O socorro em épocas assim tem vindo principalmente das termelétricas (também chamadas de térmicas), como visto na última ameaça de apagão. Mas o peso financeiro delas é considerável e vem aumentando pela conjuntura atual.
O preço do gás natural que move as térmicas foi impactado pela guerra na Ucrânia – a Rússia é um dos grandes produtores do setor e o conflito mexeu com o mercado mundial.
Em outubro do ano passado, em razão dessa flututação, a Aneel autorizou reajustes que tornaram uma usina no Paraná a mais cara do país, com a cobrança de R$ 2.553,20 por MWh (megawatt-hora).
Em comparação, a tarifa média da hidrelétrica de Itaipu é de R$ 196,19/MWh, segundo Edvaldo Santana, ex-diretor da Aneel, em entrevista ao jornal Valor Econômico.
Há outro ponto importante em tempos de aquecimento global: o gás natural das térmicas não é renovável e não cumpre a meta de aproximar a emissão de carbono a zero – uma questão de urgência, alertaram cientistas da ONU recentemente.
Há pouco mais de um ano, o governo apresentou o Plano Nacional de Energia 2050, um planejamento de longo prazo que objetiva desenvolver soluções de baixo carbono e estima uma maior participação de fonte solar, eólica e de biomassa na matriz energética no país – o ministro Bento Albuquerque também citou as usinas nucleares como necessidade para essa composição.
Renováveis: não aproveitamos todo o potencial
A necessidade de garantir segurança energética junto à preocupação com a mudança climática fazem com que o país precise intensificar o aproveitamento do grande tempo de exposição solar e do excelente potencial para fontes eólicas em território brasileiro, diz Amanda Schutze, coordenadora de energia no Climate Policy Initiative (CPI) e professora da PUC-RJ.
“A gente, diferente de outros países, poderia partir para uma matriz elétrica 100% renovável.
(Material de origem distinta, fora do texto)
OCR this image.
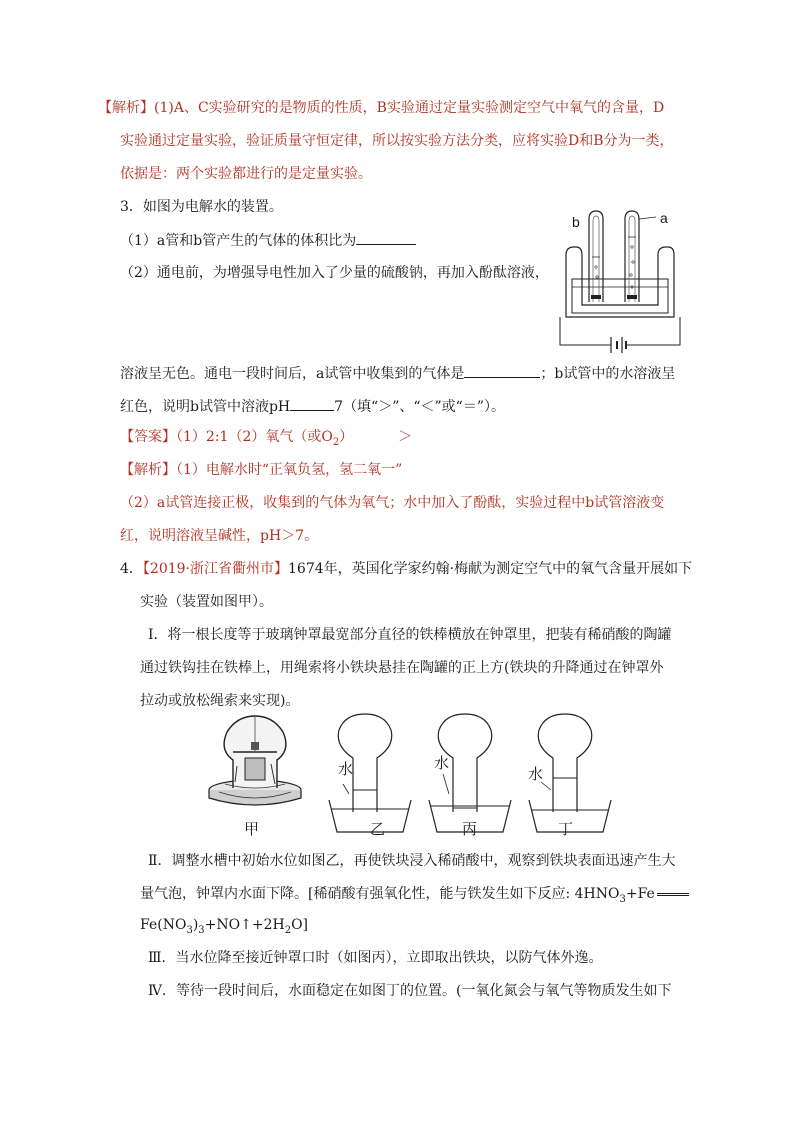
【解析】(1)A、C实验研究的是物质的性质，B实验通过定量实验测定空气中氧气的含量，D
实验通过定量实验，验证质量守恒定律，所以按实验方法分类，应将实验D和B分为一类，
依据是：两个实验都进行的是定量实验。
3．如图为电解水的装置。
（1）a管和b管产生的气体的体积比为
（2）通电前，为增强导电性加入了少量的硫酸钠，再加入酚酞溶液，
b	a
溶液呈无色。通电一段时间后，a试管中收集到的气体是	；b试管中的水溶液呈
红色，说明b试管中溶液pH	7（填“＞”、“＜”或“＝”）。
【答案】（1）2:1（2）氧气（或$O_2$）	＞
【解析】（1）电解水时“正氧负氢，氢二氧一”
（2）a试管连接正极，收集到的气体为氧气；水中加入了酚酞，实验过程中b试管溶液变
红，说明溶液呈碱性，pH＞7。
4．【2019·浙江省衢州市】1674年，英国化学家约翰·梅献为测定空气中的氧气含量开展如下
实验（装置如图甲）。
Ⅰ．将一根长度等于玻璃钟罩最宽部分直径的铁棒横放在钟罩里，把装有稀硝酸的陶罐
通过铁钩挂在铁棒上，用绳索将小铁块悬挂在陶罐的正上方(铁块的升降通过在钟罩外
拉动或放松绳索来实现)。
水	水
水
甲	乙	丙	丁
Ⅱ．调整水槽中初始水位如图乙，再使铁块浸入稀硝酸中，观察到铁块表面迅速产生大
量气泡，钟罩内水面下降。[稀硝酸有强氧化性，能与铁发生如下反应: $4HNO_3+Fe$
$Fe(NO_3)_3+NO↑+2H_2O$]
Ⅲ．当水位降至接近钟罩口时（如图丙），立即取出铁块，以防气体外逸。
Ⅳ．等待一段时间后，水面稳定在如图丁的位置。(一氧化氮会与氧气等物质发生如下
Além disso, podemos através da eletrificação, colaborar para a descarbonizacão de outros setores e com o hidrogênio verde transformar o país em exportador de energia renovável para o mundo.”
“O Brasil pode ser líder na transição energética e aproveitar a oportunidade para um crescimento econômico verde”, afirma Schutze.
O ataque russo à Ucrânia acelerou uma transição energética na Europa Ocidental, que tenta diminuir a dependência do fornecimento russo, e tem no hidrogênio uma das principais apostas para um substituto viável de combustível.
“Não podemos ficar sem alternativas nessa crise do clima”, diz Barata, ex-diretor do ONS. “Eu diria que tem sido feito esforços no sentido de ampliação do uso de renováveis, mas não com a intensidade necessária.”
Ele afirma que há “uma insistência grande pela instalação de térmicas a gás”.
A medida provisória que abre caminho para a privatização da Eletrobras incluiu jabutis (pedidos políticos sem relação com o tema inicial da proposta) durante tramitação no Congresso como a instalação de uma usina térmica no Triângulo Mineiro e a prorrogação de subsídios à geração a carvão.
O Ministério de Minas e Energia disse à BBC News Brasil que “atualmente, a matrizes energética e elétrica brasileiras estão entre as mais limpas e renováveis do mundo. Matriz energética: Brasil 46% e mundo 14%; matriz elétrica Brasil 83% e mundo 27%. Além de diversificar a matriz, o objetivo do governo brasileiro é elevar esse percentual nos próximos dez anos. Destacam-se a biomassa da cana-de-açúcar, hidroeletricidade, eólica e solar”.
“Para os próximos 30 anos, as análises apontam que a capacidade solar instalada deve atingir entre 30 e 90 GW [gigawatts] em 2050, considerando apenas a geração centralizada. Isso representará entre 5% e 16% do total. Em alguns cenários, chega a mais de 100 GW.”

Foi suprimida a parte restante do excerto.